L’evento vedrà alternarsi in questa riflessione, il filologo e storico Luciano Canfora: Sulla scrittura: tra filologia e politica; il giurista ed ex Ministro di Grazia e Giustizia del governo Prodi, Giovanni Maria Flick: Leggere la Costituzione, l’articolo 3; lo scrittore e filosofo Lorenzo Chiuchiù: Leggere la letteratura, legge e stile, Kafka e Dostoevskij; il docente di Lingua e letteratura greca dell’Università di Perugia, Donato Loscalzo: Leggere la classicità, Scrittura, tradizione, interpretazione e il docente di teologia morale dell’Istituto Teologico di Assisi, Carlo Maccari: Leggere la Bibbia, Chiamati dalla parola di Dio. La lettura cristiana della Bibbia.

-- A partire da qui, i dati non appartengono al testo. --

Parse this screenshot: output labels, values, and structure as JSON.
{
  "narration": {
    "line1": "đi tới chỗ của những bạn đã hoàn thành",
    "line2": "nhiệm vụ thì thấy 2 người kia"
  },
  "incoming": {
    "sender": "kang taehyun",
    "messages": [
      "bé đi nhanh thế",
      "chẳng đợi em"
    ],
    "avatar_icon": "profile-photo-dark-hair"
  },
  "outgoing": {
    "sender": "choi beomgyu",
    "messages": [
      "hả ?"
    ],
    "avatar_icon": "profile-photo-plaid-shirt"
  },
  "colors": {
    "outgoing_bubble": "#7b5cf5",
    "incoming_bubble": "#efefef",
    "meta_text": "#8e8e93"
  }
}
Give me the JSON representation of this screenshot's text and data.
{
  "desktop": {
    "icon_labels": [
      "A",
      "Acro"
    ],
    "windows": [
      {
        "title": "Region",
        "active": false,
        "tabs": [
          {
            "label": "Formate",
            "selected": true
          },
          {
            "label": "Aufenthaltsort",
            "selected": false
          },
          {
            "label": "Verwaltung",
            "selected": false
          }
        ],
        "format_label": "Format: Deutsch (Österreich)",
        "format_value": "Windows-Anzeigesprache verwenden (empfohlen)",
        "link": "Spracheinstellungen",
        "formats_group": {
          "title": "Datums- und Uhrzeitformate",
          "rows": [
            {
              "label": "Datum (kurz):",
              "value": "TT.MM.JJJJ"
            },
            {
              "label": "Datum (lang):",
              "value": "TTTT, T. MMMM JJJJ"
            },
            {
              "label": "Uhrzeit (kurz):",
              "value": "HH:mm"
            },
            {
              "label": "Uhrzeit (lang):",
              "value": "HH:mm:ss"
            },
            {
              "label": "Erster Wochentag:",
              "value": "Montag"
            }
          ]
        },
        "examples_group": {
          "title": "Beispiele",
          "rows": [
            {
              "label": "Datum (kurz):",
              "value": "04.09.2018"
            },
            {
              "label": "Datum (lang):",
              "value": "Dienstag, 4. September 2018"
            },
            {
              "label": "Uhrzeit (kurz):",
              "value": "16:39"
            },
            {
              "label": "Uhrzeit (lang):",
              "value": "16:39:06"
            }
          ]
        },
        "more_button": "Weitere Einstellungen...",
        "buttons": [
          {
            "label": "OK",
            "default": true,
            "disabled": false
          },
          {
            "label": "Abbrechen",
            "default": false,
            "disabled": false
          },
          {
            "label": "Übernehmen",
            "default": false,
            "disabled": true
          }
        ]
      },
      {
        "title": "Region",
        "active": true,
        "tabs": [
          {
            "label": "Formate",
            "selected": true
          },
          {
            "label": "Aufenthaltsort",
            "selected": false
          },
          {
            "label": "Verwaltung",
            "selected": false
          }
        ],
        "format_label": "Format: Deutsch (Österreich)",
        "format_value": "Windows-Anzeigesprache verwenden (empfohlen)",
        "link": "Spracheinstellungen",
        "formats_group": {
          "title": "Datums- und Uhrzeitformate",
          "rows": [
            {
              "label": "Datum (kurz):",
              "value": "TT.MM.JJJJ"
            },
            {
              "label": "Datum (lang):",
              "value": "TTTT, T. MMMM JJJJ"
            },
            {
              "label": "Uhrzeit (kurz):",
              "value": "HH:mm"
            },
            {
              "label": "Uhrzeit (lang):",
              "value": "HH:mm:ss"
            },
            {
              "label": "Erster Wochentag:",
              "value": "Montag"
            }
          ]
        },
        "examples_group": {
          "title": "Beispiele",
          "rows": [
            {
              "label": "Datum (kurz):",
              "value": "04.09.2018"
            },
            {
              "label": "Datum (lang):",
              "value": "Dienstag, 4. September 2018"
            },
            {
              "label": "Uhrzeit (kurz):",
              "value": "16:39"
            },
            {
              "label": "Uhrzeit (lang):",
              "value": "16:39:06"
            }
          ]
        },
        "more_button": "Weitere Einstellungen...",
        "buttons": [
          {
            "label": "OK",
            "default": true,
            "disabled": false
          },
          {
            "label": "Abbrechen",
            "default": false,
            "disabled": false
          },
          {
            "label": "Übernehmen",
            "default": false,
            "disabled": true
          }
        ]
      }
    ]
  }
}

Importante in questo contesto il confronto con Luciano Canfora, riservato a docenti e studenti universitari su: Insegnare le lingue classiche oggi
Il primo di una serie di incontri che segnano l’evoluzione del Cortile di Francesco verso un percorso non legato a specifiche cadenze temporali, ma improntato alla necessità di costante approfondimento tematico.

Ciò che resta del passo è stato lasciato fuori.